Statistical delay computation considering spatial correlations

• Published in: Proceedings of the 2003 Asia and South Pacific Design Automation Conference pp. 271 - 276
• Main Authors: Agarwal, Aseem, Blaauw, David, Zolotov, Vladimir, Sundareswaran, Savithri, Zhao, Min, Gala, Kaushik, Panda, Rajendran
• Format: Conference Proceeding
• Language: English
• Published: New York, NY, USA ACM 21.01.2003
• Series: ACM Conferences
• Subjects: Mathematics of computing; Mathematics of computing > Probability and statistics; Mathematics of computing > Probability and statistics > Probabilistic reasoning algorithms; Mathematics of computing > Probability and statistics > Probabilistic reasoning algorithms > Markov-chain Monte Carlo methods
• ISBN: 0780376609; 9780780376601
• DOI: 10.1145/1119772.1119825

Process variation has become a significant concern for static timing analysis. In this paper, we present a new method for path-based statistical timing analysis. We first propose a method for modeling inter- and intra-die device length variations. Based on this model, we then present an efficient method for computing the total path delay probability distribution using a combination of device length enumeration for inter-die variation and an analytical approach for intra-die variation. We also propose a simple and effective model of spatial correlation of intra-die device length variation. The analysis is then extended to include spatial correlation.

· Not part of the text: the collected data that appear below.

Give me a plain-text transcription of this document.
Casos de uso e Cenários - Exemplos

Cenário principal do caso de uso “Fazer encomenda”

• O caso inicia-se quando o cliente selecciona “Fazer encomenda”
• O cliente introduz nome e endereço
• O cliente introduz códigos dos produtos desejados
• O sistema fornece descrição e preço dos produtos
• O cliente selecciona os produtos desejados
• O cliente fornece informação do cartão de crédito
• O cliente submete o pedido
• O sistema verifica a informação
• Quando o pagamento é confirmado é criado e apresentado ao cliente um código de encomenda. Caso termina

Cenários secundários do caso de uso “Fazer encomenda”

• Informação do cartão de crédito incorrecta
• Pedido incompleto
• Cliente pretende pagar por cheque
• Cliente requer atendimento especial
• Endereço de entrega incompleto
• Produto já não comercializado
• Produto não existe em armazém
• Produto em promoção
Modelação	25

We test the proposed methods on paths from an industrial high-performance microprocessor and present comparisons with traditional path analysis which does not distinguish between inter- and intra-die variations. The characteristics of the device length distributions were obtained from measured data of 8 test chips with a total of 17688 device length measurements. Spatial correlation data was also obtained from these measurements. We demonstrate the accuracy of the proposed approach by comparing our results with Monte-Carlo simulation.